Alors, comment optimiser le RAC ?

Déjà, nous proposons de fusionner les filières pour n'en faire qu'une, comme aux Pays-Bas. Avec une règle simple : quatre heures d'indemnisation pour cinq heures travaillées au cours des trente derniers mois associée à un plancher minimal de temps travaillé. Cela supprimerait tous les cas pour lesquels le temps indemnisé est très supérieur ou très inférieur au temps travaillé. Nous proposons également une règle plus lisible de calcul des allocations fondée sur les revenus nets, soit environ 95 % du smic plus 45 % de la fraction du salaire de référence qui excède le smic, sans dégressivité.

Pourquoi ne pas revenir à la dégressivité des allocations pour doper le retour à l'emploi ?

Des études l'ont montré, la dégressivité est effectivement une mesure incitative à la reprise d'emploi. Mais, sur ce sujet tout comme sur celui de l'accompagnement des chômeurs, qui ne sont d'ailleurs pas incompatibles avec nos pistes de réforme, nous n'avons rien de nouveau à apporter. Nous avons préféré nous centrer sur les possibilités d'allégement du coût du travail, grâce à une gestion plus efficace de l'assurance chômage.

Vous proposez également une incitation pour les entreprises qui favorisent les contrats longs…

Aujourd'hui, on privilégie les entreprises qui ont recours aux contrats courts au détriment de celles qui prennent le risque de la longévité. Et cela coûte cher au RAC. Nous proposons d'instaurer une dégressivité des cotisations en fonction de l'ancienneté du contrat, quel qu'il soit. On aurait pu taxer les contrats courts, comme le défendent FO et la CGT, mais notre mesure évite de stigmatiser CDD et intérim, ainsi que l'association simpliste CDD-précarité et CDI-sécurité.
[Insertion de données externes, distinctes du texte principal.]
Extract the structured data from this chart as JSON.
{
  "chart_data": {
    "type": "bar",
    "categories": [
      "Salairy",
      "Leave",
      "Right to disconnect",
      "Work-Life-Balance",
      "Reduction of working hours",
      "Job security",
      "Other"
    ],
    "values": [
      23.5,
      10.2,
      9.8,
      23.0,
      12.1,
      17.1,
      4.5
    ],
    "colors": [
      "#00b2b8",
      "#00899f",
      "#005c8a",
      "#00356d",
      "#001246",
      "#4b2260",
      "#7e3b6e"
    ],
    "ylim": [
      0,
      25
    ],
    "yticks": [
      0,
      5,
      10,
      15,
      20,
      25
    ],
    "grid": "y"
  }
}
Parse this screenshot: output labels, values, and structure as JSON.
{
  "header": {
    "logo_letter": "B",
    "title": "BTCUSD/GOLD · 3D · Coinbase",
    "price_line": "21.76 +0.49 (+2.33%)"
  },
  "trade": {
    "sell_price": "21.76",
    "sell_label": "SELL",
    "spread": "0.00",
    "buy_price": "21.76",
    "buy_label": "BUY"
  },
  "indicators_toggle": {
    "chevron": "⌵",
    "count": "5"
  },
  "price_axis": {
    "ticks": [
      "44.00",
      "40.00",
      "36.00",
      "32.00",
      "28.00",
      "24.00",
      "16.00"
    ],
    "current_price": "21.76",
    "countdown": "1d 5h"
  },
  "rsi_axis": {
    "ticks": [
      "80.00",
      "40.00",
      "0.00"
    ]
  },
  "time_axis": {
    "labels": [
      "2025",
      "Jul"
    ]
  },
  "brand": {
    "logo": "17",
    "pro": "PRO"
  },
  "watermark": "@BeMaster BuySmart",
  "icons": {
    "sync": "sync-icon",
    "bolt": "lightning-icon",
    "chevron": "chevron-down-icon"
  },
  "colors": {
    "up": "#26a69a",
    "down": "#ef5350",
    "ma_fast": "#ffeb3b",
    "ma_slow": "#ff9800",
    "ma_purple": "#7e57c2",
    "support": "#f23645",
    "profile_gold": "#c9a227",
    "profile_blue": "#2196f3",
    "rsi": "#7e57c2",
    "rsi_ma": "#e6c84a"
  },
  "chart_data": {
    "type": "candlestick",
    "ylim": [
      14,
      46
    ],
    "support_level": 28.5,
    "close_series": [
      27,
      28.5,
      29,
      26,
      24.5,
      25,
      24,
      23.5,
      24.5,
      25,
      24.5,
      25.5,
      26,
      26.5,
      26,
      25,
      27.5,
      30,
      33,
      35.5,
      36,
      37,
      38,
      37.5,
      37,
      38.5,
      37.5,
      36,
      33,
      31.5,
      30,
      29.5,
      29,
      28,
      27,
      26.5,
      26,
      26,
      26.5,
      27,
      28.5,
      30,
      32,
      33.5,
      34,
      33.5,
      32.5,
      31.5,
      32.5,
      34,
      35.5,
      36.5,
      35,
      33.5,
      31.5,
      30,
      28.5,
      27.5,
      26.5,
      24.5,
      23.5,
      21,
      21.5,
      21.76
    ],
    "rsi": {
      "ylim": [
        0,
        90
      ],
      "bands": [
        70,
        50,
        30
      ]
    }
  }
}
Elle ne crée pas que des gagnants, mais laisse libres les entreprises consommatrices de contrats précaires de répercuter la hausse des coûts sur leurs prix de vente.

Pourquoi ne pas privilégier un système de bonus-malus, à l'instar de ce que propose le rapport Cahuc-Kramarz ?

Il préconise de taxer les entreprises qui licencient. L'objectif étant de financer les reclassements. C'est une bonne piste, mais elle n'est pas destinée à optimiser le régime d'assurance chômage. Aux États-Unis, certains États pénalisent les sociétés qui licencient trop souvent. Mais nombre de ces entreprises disparaissent et ne paient plus. Qui plus est, elles sont taxées au pire moment pour elles.

Comment parvenez-vous à alléger le coût du travail à hauteur de 11 milliards d'euros ?

Grâce à la création d'une cotisation patronale de la fonction publique qui élargirait l'assiette de financement du RAC. Ainsi, on fiscalise une partie des ressources et on ne touche pas au pouvoir d'achat des fonctionnaires. Il est injuste et inefficace que le secteur marchand soit seul à financer le RAC.

Pourquoi mettre le régime des intermittents à contribution ?

Nous proposons de mettre les intermittents au niveau des intérimaires. Ce régime est très onéreux et il paraît anormal que le régime général paie pour des salariés qui ne se différencient que par le client final. Pourquoi distinguer le chauffeur de production du chauffeur de maître ? Et pourtant leurs droits sont sensiblement différents.

BRUNO COQUET

Économiste.

ÂGE

42 ans.

PARCOURS

Bruno Coquet a partagé sa carrière entre recherche et fonctions opérationnelles. Chercheur à l'OFCE, responsable des prévisions chez Renault, il a occupé plusieurs postes au sein du ministère de l'Emploi. Il est administrateur du Centre d'études de l'emploi. Il vient de publier avec Arnaud Sylvain « l'Indemnisation du chômage : éléments pour une réforme », dans la revue Sociétal (n° 55).